Home & Garden Maintenance & Repairs

How to Create a Draw in a Wood Stove

    • 1). Open the damper and the air vents to the wood stove.

    • 2). Wad up a single sheet of newspaper and place it inside the firebox. Crumple up more newspaper, a single sheet at a time, and add it to the firebox to make a pile. Add torn up pieces of cardboard if you desire.

    • 3). Insert long, slender (1/2-inch-thick or smaller) kindling cut from cedar, pine or Douglas fir, into the firebox and arrange the base of each kindling piece to stand on the outside of the newspaper, creating a “teepee” of kindling around the newspaper, with each piece of kindling meeting the others at the top. This formation allows for plenty of air to help create the fire and heat needed to create draw up the stovepipe and out the chimney.

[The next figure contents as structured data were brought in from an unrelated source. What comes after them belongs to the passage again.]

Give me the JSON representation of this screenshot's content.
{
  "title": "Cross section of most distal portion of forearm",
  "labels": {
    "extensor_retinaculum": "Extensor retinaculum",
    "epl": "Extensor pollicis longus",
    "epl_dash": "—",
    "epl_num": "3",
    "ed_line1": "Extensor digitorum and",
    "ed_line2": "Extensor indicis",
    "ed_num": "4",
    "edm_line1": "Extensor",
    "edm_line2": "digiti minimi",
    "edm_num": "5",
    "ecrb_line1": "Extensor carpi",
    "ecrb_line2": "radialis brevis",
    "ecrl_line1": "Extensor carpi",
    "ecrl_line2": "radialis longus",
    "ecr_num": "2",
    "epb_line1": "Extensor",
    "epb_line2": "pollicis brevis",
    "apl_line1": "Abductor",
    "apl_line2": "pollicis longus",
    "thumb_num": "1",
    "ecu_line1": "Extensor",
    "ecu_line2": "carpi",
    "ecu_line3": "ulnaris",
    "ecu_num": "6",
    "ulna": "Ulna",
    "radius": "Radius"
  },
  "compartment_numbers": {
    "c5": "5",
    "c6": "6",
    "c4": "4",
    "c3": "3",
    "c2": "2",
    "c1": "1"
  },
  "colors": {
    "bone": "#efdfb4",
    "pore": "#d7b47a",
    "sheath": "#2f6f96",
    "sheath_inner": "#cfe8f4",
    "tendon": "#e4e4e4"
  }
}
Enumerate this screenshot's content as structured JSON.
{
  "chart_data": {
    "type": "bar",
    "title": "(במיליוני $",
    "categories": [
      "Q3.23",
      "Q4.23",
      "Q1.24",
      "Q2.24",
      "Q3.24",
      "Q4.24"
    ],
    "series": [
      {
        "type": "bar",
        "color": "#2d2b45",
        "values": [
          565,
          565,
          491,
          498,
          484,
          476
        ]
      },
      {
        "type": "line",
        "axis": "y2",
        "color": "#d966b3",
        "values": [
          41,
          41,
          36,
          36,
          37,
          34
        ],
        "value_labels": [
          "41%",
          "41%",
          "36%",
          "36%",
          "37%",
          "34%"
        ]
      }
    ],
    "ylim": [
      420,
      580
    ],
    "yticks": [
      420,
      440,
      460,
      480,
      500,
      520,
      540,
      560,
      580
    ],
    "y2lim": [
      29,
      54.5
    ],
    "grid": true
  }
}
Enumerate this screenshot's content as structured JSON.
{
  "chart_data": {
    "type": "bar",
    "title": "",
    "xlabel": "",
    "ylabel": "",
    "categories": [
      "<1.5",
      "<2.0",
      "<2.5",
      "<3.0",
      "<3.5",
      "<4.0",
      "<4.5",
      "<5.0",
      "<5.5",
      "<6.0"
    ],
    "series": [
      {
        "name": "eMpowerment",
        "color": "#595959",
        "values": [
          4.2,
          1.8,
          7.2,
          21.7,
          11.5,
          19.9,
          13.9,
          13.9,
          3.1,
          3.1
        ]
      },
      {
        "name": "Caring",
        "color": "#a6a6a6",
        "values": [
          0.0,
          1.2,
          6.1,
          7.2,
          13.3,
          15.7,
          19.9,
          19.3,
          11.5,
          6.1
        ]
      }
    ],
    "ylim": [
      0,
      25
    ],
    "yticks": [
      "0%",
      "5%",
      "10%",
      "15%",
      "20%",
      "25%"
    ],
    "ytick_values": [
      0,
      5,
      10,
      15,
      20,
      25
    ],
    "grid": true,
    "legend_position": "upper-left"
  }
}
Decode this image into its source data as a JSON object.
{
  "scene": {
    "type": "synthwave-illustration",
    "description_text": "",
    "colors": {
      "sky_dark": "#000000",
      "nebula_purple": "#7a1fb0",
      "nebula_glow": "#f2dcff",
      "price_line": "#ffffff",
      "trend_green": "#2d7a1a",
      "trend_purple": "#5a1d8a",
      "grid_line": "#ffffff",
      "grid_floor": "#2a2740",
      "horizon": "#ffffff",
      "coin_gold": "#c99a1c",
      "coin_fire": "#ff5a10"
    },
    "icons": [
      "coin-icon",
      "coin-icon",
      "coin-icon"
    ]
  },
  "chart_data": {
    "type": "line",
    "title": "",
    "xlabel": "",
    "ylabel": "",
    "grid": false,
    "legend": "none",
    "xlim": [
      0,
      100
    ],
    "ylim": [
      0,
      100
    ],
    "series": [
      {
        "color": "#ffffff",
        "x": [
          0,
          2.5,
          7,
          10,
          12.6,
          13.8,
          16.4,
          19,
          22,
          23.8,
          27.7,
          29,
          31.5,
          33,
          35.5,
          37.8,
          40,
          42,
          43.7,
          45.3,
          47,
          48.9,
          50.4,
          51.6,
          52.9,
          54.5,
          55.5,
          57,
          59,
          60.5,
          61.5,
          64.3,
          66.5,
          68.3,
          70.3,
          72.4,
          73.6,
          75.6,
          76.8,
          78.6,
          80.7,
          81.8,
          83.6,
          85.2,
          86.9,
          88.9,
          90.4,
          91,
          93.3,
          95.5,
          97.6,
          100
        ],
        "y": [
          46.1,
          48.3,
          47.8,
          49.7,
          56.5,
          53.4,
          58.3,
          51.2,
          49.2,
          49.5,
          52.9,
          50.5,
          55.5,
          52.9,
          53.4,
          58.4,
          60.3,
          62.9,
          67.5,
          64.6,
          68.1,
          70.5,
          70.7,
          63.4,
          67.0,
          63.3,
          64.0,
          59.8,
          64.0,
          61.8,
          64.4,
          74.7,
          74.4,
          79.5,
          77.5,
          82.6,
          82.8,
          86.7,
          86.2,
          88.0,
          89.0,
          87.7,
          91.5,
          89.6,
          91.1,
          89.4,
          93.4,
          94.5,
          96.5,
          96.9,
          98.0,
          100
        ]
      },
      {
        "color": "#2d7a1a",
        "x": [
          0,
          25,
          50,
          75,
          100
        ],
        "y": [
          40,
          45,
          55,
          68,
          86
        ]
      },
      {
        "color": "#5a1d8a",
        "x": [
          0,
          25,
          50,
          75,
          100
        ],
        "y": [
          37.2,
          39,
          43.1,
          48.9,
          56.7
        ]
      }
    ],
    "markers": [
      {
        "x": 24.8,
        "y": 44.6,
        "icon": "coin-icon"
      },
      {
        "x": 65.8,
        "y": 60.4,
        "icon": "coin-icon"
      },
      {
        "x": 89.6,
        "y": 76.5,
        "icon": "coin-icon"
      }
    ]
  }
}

    • 4). Use a long stick match or a fireplace lighter to light the newspaper in three or more places. Add more fuel to the fire after the kindling teepee has started to burn. The idea is to keep feeding the fire, warming the firebox and creating a draw of air from the front to the back of the wood stove. Add broken dry branches of wood to feed the fire.

    • 5). Add successively larger pieces of wood until you have a good fire going.

    • 6). Adjust the damper and air vent accordingly to reduce the size of the fire and make it burn longer. If you have an airtight wood stove, allow the fire to burn to a heavy coal base of about 3 to 4 inches in height and place a large log on the burning coal bed.